19 abril 2018

ACERCA de PORTUGAL - EFTA - CEE - CHURCHILL

QUATRO TEMAS – ESCLARECIMENTO

Num Fórum Académico, onde participei, foram colocados quatro temas em que alguns dos Oradores manifestaram algumas dúvidas ou colocaram os temas de forma imprecisa, senão mesmo incorrecta.

Como não pretendo que estes temas fiquem apenas no âmbito da Discussão da Academia, dada a sua importância, Partilho convosco os Esclarecimentos que dei, embora resumidamente, sobre as matérias em questão.

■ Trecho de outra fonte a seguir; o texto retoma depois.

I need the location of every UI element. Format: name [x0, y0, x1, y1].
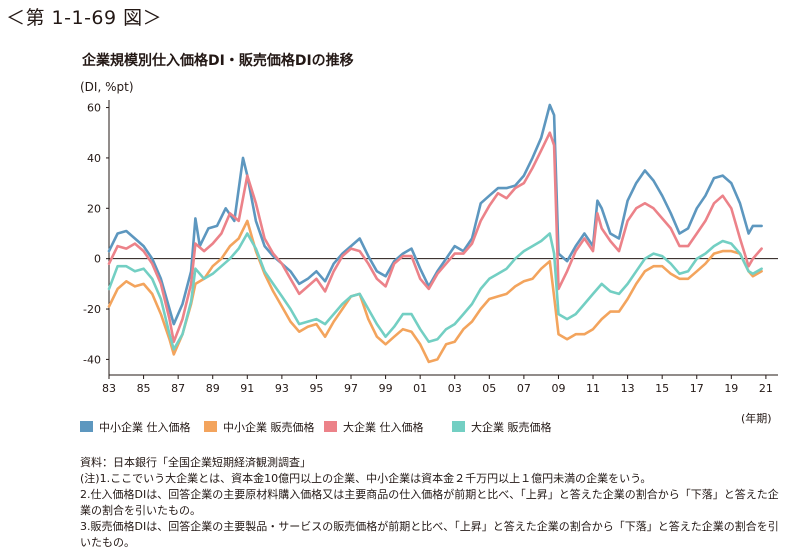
x-tick-label: 15 [655, 382, 669, 395]
y-tick-label: 20 [87, 202, 101, 215]
series-line-1 [107, 103, 763, 326]
x-tick-label: 17 [690, 382, 704, 395]
legend-label: 大企業 販売価格 [471, 421, 552, 434]
x-tick-label: 13 [621, 382, 635, 395]
x-tick-label: 83 [102, 382, 116, 395]
y-axis-label: (DI, %pt) [80, 80, 134, 94]
figure-label: ＜第 1-1-69 図＞ [6, 7, 163, 29]
y-tick-label: 0 [94, 253, 101, 266]
legend-swatch-sme-purchase [80, 421, 93, 432]
x-tick-label: 01 [413, 382, 427, 395]
x-tick-label: 03 [448, 382, 462, 395]
x-tick-label: 05 [482, 382, 496, 395]
series-line-2 [107, 219, 763, 364]
legend-swatch-large-purchase [324, 421, 337, 432]
y-tick-label: 60 [87, 102, 101, 115]
legend-item-sme-selling: 中小企業 販売価格 [204, 419, 315, 435]
x-tick-label: 93 [275, 382, 289, 395]
series-line-3 [107, 131, 763, 344]
y-tick-label: -40 [83, 353, 101, 366]
legend-item-large-selling: 大企業 販売価格 [452, 419, 552, 435]
legend-label: 中小企業 販売価格 [223, 421, 315, 434]
y-tick-label: 40 [87, 152, 101, 165]
y-tick-label: -20 [83, 303, 101, 316]
legend-item-sme-purchase: 中小企業 仕入価格 [80, 419, 191, 435]
legend-swatch-large-selling [452, 421, 465, 432]
note-1: (注)1.ここでいう大企業とは、資本金10億円以上の企業、中小企業は資本金２千万… [80, 472, 652, 485]
x-tick-label: 99 [379, 382, 393, 395]
legend-item-large-purchase: 大企業 仕入価格 [324, 419, 424, 435]
x-tick-label: 21 [759, 382, 773, 395]
legend-swatch-sme-selling [204, 421, 217, 432]
legend-label: 大企業 仕入価格 [343, 421, 424, 434]
series-line-4 [107, 232, 763, 351]
source-note: 資料：日本銀行「全国企業短期経済観測調査」 [80, 456, 311, 469]
x-tick-label: 95 [309, 382, 323, 395]
notes: 資料：日本銀行「全国企業短期経済観測調査」 (注)1.ここでいう大企業とは、資本… [80, 455, 780, 551]
x-axis-label: (年期) [741, 412, 772, 425]
line-chart: -40 -20 0 20 40 60 83 85 87 89 91 93 95 97 99 01 03 05 07 0… [83, 100, 778, 395]
x-tick-label: 87 [171, 382, 185, 395]
note-2: 2.仕入価格DIは、回答企業の主要原材料購入価格又は主要商品の仕入価格が前期と比… [80, 488, 779, 517]
x-tick-label: 91 [240, 382, 254, 395]
legend-label: 中小企業 仕入価格 [99, 421, 191, 434]
x-tick-label: 11 [586, 382, 600, 395]
x-tick-label: 89 [206, 382, 220, 395]
chart-title: 企業規模別仕入価格DI・販売価格DIの推移 [82, 53, 354, 69]
x-tick-label: 97 [344, 382, 358, 395]
x-tick-label: 07 [517, 382, 531, 395]
x-tick-label: 09 [551, 382, 565, 395]
x-tick-label: 85 [137, 382, 151, 395]
x-tick-label: 19 [724, 382, 738, 395]
note-3: 3.販売価格DIは、回答企業の主要製品・サービスの販売価格が前期と比べ、「上昇」… [80, 520, 779, 549]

Assim, e em primeiro lugar, reproduzo as Afirmações que foram produzidas (as quais motivaram a minha intervenção correctiva), e em seguida as Correcções e Esclarecimentos que produzi, e que agora partilho convosco:

(1ª).- Afirmação produzida:
- “A Inglaterra “empurrou-nos” para a EFTA (Associação Europeia de Comércio Livre)”;

(2ª).- Afirmação produzida:
- “Portugal nos anos da década de 1960 estava de “costas voltadas” para a Europa e para a CEE e isolado”;

(3ª).- Afirmação produzida:
- “Winston Churchill advogou os Estados Unidos da Europa";

(4ª).- Afirmação produzida:
“ Winston Churchill “desenhou” as que viriam a ser as 4 (quatro) Liberdades inscritas no Tratado de Roma (liberdade de circulação de pessoas, bens e serviços e liberdade de estabelecimento)”;

As MINHAS CORRECÇÕES e ESCLARECIMENTOS sobre estas Afirmações:

(1ª).- Quanto à 1ª afirmação esclareci então e esclareço agora mais em detalhe, mas resumindo a matéria, o seguinte:
NÃO é verdade que foi a Inglaterra a convidar-nos para pertencermos à EFTA!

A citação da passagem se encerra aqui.